Z Wikiźródeł, wolnej biblioteki
Ta strona została uwierzytelniona.

— U nas jest przysłowie: „Hardy, jak Szkot“ — mruknął Buckingham.
— A u nas: „Hardy, jak Gaskończyk“ — odrzekł d‘Artagnan. — Gaskończycy są Szkotami Francji.
Z temi słowy skłonił się księciu i zabierał się do odwrotu.
— Cóż znowu?... idziesz już sobie?.. którędy?... w jaki sposób?...
— A prawda!
— Panie odpuść! ci Francuzi zawsze są pewni siebie!...
— Zapomniałem, że Anglja jest wyspą, a wy królem na niej, milordzie.
— Udaj się do portu, zapytaj o dwumasztowiec Zund i doręcz ten list kapitanowi; on cię zaprowadzi do małej przystani, gdzie napewno nie spodziewają się ciebie, a dokąd zwykle przybijają tylko statki rybackie.
— Jak się nazywa ta przystań?...
— Saint-Valery; ale czekaj: gdy tam przybędziesz, idź do nędznej oberży bez nazwy i znaku, prawdziwej nory dla majtków; trudno ci się będzie omylić, jest tam tylko jedna.
— A potem?
— Zapytasz tam o gospodarza i powiesz mu: For ward.
— Co ma znaczyć?...
— Naprzód! — jest to hasło. On ci da konia osiodłanego i wskaże drogę, na której znajdziesz następne cztery przeprzęgi. Jeżeli chcesz, zostaw każdemu z nich adres swój w Paryżu, a cztery te konie podążą za tobą; dwa z nich już znasz; wierz mi, reszta gorsza od nich nie będzie. Cztery te konie są, jak na wojnę, przybrane. Choćbyś był najdumniejszy, nie odmówisz przyjęcia jednego z nich, a do przyjęcia innych nakłonisz trzech swoich towarzyszy, choćby się na nich później mieli bić z nami. Dla Anglika cel uświęca środki, tak przynajmniej utrzymujecie wy, Francuzi, wszak prawda?

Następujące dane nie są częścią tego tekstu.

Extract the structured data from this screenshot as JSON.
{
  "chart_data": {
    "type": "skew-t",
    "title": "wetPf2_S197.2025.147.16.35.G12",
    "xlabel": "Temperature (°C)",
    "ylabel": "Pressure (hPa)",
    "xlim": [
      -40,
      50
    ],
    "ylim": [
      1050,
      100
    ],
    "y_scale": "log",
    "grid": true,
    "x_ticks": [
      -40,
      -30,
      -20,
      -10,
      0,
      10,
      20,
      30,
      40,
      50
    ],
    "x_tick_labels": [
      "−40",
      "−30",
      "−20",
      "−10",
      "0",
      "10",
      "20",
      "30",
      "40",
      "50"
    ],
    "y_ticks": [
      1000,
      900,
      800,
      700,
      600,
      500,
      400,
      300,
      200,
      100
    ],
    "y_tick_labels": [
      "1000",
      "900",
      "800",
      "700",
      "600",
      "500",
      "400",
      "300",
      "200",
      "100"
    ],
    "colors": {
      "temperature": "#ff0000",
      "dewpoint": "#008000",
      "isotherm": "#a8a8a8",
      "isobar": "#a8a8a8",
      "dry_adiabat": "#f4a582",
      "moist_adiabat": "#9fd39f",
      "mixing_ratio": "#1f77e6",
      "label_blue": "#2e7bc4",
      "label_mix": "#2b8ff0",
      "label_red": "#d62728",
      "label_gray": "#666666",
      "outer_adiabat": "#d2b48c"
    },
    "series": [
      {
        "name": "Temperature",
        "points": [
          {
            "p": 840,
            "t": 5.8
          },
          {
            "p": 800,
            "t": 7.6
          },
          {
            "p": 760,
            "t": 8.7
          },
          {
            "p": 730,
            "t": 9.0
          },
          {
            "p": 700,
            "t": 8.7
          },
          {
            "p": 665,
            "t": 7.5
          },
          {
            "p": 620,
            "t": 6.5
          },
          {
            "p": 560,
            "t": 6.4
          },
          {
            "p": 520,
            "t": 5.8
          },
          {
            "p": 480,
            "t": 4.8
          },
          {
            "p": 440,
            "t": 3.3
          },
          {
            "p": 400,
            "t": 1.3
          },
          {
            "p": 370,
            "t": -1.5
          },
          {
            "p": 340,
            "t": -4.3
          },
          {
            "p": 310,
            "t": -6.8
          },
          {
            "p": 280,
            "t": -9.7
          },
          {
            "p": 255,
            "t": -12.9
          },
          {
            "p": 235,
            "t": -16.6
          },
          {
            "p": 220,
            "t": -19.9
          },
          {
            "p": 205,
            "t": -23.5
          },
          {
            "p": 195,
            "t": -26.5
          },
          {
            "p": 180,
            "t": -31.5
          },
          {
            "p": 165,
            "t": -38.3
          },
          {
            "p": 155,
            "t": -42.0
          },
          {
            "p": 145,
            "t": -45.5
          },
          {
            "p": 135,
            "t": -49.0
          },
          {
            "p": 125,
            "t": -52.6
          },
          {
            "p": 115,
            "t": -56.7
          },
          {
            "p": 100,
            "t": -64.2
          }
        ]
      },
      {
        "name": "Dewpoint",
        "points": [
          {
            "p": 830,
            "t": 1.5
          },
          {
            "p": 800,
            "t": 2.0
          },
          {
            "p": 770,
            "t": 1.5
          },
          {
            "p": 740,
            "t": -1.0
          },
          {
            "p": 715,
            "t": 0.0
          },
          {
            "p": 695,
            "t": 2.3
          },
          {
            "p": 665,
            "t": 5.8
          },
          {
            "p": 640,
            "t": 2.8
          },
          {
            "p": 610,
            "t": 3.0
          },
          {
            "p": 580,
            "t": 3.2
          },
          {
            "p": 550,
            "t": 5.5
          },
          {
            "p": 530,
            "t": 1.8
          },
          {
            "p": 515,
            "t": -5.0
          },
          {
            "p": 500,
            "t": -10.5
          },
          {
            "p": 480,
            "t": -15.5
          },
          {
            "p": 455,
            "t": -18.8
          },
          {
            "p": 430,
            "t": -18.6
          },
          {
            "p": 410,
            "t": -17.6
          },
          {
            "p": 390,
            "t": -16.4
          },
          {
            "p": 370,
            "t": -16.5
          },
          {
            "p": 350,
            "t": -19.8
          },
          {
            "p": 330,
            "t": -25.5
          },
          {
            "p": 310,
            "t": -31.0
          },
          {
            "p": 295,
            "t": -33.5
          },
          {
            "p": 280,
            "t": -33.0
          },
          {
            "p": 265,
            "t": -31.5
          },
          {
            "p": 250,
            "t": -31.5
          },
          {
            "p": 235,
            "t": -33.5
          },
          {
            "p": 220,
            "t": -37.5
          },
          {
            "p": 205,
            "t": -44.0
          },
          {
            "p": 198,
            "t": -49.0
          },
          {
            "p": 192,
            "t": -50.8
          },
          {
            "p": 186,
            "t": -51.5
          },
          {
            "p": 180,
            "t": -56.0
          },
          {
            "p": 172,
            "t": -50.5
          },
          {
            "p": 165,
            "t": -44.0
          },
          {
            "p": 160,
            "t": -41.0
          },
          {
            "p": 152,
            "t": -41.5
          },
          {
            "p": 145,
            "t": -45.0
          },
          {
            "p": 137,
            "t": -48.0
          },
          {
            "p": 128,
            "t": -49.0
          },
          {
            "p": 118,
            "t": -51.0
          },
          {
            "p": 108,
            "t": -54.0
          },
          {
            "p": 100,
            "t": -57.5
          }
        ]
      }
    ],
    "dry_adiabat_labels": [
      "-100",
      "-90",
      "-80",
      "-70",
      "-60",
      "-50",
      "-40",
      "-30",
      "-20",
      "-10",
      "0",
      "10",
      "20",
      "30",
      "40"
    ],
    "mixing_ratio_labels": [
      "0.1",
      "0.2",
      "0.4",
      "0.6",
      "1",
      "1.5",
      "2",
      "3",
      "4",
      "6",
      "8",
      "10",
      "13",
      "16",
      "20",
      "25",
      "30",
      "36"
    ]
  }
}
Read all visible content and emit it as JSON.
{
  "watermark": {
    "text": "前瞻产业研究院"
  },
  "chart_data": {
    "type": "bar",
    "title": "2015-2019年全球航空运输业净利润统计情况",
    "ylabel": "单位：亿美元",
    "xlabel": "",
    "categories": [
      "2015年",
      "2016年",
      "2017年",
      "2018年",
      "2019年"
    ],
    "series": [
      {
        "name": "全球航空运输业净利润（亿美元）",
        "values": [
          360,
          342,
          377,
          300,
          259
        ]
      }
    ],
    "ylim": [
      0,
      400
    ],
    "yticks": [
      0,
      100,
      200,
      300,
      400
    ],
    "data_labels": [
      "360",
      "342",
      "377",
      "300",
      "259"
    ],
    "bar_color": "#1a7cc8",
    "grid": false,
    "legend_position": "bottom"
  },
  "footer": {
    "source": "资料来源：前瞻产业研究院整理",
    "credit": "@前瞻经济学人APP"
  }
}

— Dobrze, milordzie, przyjmuję — rzekł d‘Artagnan — i, da Bóg, dobry użytek uczynimy z waszego podarku.
— A teraz podaj mi rękę, młodzieńcze; niedługo może spotkamy się na polu bitwy; lecz tuszę sobie, iż zanim to nastąpi, rozstajemy się, jak przyjaciele.
— Tak, milordzie, lecz z nadzieją, iż wkrótce zostaniemy wrogami.